Okuma Mayor Toshitsuna Watanabe and Futaba Mayor Shiro Izawa also said that they will accept the prefectural government’s decision, saying that they took Sato’s acceptance seriously.
The Fukushima governor plans to convey his approval to Environment Minister Nobuteru Ishihara and Reconstruction Minister Takumi Nemoto on Sept. 1.
The decision is expected to advance the construction plan for the storage facility, which was first advocated by the central government several months after the nuclear plant suffered a major accident following the March 11, 2011, Great East Japan Earthquake and tsunami.

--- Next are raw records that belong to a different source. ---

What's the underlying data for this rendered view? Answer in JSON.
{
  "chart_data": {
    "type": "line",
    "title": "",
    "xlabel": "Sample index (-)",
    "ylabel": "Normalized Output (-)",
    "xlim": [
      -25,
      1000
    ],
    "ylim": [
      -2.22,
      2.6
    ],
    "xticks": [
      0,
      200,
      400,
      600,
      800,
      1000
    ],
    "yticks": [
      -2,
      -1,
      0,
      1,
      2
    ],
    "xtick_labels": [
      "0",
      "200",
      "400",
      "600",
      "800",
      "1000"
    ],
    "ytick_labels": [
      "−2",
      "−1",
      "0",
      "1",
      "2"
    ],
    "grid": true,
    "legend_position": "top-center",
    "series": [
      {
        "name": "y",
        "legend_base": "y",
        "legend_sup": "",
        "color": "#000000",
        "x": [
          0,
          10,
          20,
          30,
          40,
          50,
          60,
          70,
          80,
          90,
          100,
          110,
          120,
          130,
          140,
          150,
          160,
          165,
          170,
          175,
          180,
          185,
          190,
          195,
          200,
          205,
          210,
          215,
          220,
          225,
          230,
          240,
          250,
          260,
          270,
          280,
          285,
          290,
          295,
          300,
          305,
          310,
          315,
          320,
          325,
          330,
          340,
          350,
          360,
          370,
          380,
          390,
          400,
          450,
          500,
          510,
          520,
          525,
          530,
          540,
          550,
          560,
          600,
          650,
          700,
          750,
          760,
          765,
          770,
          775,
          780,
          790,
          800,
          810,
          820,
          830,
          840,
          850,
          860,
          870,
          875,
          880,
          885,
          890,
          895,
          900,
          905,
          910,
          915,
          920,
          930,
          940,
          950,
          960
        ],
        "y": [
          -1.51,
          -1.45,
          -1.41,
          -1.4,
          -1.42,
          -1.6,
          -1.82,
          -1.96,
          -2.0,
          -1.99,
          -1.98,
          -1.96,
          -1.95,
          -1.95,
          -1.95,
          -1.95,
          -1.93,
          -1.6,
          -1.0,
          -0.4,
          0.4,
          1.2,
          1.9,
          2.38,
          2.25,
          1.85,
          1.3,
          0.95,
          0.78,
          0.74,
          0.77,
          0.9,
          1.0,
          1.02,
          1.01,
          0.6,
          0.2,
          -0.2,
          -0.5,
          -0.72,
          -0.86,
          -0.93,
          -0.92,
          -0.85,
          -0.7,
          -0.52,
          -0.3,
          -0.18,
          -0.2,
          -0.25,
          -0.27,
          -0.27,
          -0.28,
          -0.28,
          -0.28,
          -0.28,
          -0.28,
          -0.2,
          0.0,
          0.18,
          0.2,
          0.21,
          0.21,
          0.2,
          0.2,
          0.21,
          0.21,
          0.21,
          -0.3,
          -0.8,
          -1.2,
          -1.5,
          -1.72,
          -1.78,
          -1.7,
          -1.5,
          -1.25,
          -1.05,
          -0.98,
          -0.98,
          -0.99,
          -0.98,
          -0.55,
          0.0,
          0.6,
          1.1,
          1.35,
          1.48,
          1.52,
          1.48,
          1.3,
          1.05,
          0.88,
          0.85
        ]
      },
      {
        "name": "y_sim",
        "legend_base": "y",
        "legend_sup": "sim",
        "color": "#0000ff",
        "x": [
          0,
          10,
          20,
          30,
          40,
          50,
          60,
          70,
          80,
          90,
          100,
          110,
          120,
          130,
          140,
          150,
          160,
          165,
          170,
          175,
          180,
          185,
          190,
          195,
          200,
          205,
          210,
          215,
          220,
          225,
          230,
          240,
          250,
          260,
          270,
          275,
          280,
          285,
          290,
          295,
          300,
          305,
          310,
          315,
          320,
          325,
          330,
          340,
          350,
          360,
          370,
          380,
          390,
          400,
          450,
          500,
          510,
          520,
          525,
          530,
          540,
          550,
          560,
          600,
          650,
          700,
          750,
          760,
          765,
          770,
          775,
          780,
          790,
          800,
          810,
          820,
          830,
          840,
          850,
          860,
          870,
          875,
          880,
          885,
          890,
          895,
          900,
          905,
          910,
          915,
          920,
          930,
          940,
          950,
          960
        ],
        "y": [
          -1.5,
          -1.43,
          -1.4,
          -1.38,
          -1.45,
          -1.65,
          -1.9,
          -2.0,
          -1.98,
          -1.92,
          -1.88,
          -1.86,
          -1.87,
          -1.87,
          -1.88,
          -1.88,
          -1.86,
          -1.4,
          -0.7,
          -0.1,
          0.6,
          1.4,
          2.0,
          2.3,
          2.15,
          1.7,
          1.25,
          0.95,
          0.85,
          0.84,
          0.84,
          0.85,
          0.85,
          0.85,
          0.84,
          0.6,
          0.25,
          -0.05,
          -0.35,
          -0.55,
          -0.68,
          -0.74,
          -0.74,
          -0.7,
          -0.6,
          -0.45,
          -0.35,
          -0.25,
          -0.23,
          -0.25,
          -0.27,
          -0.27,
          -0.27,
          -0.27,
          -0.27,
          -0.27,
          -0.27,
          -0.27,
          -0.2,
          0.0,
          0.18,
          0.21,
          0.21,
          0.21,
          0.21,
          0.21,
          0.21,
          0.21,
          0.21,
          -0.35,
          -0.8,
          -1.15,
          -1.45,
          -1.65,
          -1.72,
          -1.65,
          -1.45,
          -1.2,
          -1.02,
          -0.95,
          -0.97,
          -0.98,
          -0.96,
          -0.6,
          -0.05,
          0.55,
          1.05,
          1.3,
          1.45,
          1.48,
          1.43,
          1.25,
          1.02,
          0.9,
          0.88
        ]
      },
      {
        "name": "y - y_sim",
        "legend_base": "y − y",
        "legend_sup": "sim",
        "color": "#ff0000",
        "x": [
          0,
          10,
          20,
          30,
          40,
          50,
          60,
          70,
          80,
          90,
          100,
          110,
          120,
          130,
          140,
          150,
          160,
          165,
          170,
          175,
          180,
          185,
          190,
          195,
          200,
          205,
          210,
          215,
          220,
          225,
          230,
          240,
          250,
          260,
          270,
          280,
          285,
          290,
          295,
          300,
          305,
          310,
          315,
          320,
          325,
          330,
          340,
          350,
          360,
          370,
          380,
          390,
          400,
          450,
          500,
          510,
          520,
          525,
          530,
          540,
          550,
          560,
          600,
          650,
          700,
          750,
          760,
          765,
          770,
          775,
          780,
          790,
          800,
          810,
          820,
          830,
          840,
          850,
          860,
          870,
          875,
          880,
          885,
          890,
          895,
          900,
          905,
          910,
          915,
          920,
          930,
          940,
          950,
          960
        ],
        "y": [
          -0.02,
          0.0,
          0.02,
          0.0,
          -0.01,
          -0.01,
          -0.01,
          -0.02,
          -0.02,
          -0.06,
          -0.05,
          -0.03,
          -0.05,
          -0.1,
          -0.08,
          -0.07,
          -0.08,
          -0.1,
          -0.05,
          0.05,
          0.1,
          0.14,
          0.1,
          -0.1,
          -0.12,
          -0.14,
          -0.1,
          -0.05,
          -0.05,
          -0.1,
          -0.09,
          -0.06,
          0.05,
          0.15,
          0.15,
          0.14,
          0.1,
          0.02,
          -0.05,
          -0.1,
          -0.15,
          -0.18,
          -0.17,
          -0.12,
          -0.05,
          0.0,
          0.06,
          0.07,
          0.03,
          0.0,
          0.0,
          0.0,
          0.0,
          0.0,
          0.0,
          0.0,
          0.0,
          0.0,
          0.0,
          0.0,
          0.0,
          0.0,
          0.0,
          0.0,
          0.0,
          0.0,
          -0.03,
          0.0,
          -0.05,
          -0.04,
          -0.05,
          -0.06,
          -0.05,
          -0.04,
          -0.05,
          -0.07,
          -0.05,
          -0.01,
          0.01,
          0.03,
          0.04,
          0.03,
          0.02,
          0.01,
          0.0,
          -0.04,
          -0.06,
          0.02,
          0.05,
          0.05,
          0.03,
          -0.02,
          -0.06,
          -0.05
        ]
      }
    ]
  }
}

The central government will hold explanatory meetings with landowners of the planned construction site as early as in September. Then, it will start negotiations to acquire their land so that it can transport radioactive soil and debris to the storage facility from January.
When the facility is completed, radioactive soil and debris, which have been temporarily placed in various parts of the prefecture at present, will be transported there. This will allow the decontamination efforts to be accelerated, since local opposition to temporary storage sites has impeded the buildup of the contaminated materials.
However, of the more than 2,000 landowners who will be contacted in regards to the storage facility, some are reluctant to sell or lease their land. Therefore, the focus from now is whether they will accept the government’s offers.